The work was published in two stages: the first half during Zhāng’s lifetime (under financial constraint), the second half posthumously by an anonymous hǎoshàn (good-doer) sponsor. The dating bracket 1810–1830 reflects this two-stage publication period, with the lifetime portion plausibly dating to the Jiāqìng late period and the posthumous completion to the early Dàoguāng.
Translations and research
- Zhōng-guó yī-jí dà-cí-diǎn, s.v. 調疾飲食辯.
- 章穆, Tiáo-jí yǐn-shí biàn, in Sì-kù wèi-shōu shū jí-kān 四庫未收書輯刊 series.
- Eugene Anderson, Food and Environment in Early and Medieval China (Philadelphia, 2014).
- No substantial Western-language treatment specifically of this title located.

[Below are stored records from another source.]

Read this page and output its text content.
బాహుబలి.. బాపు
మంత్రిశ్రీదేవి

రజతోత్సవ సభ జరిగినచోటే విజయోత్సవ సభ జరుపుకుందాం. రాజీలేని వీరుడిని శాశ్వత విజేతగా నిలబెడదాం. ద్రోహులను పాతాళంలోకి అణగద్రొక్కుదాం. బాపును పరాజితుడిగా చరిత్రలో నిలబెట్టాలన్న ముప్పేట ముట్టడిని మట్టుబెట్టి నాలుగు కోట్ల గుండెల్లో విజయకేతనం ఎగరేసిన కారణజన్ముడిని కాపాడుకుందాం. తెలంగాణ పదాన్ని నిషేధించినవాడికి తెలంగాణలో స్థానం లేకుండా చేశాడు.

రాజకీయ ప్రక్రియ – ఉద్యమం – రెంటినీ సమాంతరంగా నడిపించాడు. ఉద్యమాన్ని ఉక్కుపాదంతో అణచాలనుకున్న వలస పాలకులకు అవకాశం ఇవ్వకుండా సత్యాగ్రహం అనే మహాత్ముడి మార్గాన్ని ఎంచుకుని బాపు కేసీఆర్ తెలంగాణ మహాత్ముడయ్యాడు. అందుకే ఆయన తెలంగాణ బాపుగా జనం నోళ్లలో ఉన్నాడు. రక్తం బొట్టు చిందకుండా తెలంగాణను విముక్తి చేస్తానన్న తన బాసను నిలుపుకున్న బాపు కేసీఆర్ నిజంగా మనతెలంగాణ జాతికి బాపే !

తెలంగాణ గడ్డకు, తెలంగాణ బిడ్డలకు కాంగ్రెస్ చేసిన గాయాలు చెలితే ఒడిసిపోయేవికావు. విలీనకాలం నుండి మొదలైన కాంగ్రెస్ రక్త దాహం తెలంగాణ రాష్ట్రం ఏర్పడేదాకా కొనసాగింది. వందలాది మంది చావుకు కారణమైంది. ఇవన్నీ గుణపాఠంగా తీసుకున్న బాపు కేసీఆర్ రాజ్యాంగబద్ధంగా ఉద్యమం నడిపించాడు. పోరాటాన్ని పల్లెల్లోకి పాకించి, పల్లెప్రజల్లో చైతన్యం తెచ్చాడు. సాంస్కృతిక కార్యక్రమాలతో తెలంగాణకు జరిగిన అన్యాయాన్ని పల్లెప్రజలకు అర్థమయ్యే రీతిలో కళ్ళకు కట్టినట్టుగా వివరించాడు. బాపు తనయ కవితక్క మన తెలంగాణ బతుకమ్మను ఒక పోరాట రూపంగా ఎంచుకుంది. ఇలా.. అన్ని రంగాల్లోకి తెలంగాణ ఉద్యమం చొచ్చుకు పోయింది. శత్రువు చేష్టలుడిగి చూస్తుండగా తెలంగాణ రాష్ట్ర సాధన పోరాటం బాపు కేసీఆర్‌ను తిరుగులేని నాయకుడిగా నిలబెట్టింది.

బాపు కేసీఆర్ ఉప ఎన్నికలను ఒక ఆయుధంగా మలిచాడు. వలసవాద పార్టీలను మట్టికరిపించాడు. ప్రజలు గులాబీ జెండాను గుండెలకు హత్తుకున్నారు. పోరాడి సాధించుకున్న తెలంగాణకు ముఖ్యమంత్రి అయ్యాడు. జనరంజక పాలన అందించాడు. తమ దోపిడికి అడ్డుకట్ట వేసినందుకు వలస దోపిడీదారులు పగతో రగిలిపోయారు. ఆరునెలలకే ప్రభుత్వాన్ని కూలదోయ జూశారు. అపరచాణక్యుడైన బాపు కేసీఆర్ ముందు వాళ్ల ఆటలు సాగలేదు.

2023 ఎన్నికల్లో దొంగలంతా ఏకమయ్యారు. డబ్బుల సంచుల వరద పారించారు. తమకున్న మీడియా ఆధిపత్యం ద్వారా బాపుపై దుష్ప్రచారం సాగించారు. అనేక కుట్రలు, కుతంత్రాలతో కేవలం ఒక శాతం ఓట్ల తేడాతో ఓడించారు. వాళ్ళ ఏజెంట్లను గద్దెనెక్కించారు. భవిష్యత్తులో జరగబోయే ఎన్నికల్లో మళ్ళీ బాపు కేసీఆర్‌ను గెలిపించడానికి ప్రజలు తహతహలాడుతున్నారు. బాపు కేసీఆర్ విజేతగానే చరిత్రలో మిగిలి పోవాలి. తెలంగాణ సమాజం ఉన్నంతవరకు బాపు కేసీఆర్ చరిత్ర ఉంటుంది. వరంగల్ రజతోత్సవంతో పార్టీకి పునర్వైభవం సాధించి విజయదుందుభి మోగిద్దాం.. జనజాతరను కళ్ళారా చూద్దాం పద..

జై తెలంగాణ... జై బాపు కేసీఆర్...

- 馬烈光, Zhōng-yī yǎng-shēng kāng-fù xué cí-diǎn (Běijīng, 2007).
Other points of interest
The preface-writer’s slip — attributing Zūnshēng bājiān to Zhōng Bójìng (Zhōng Xīng, 1574–1624) when it is in fact by Gāo Lián — is a useful reminder that even late-Qīng literati prefaces can carry textual-bibliographical errors. (Preserved as a typographical slip; not silently corrected here, per the project’s editorial principle.)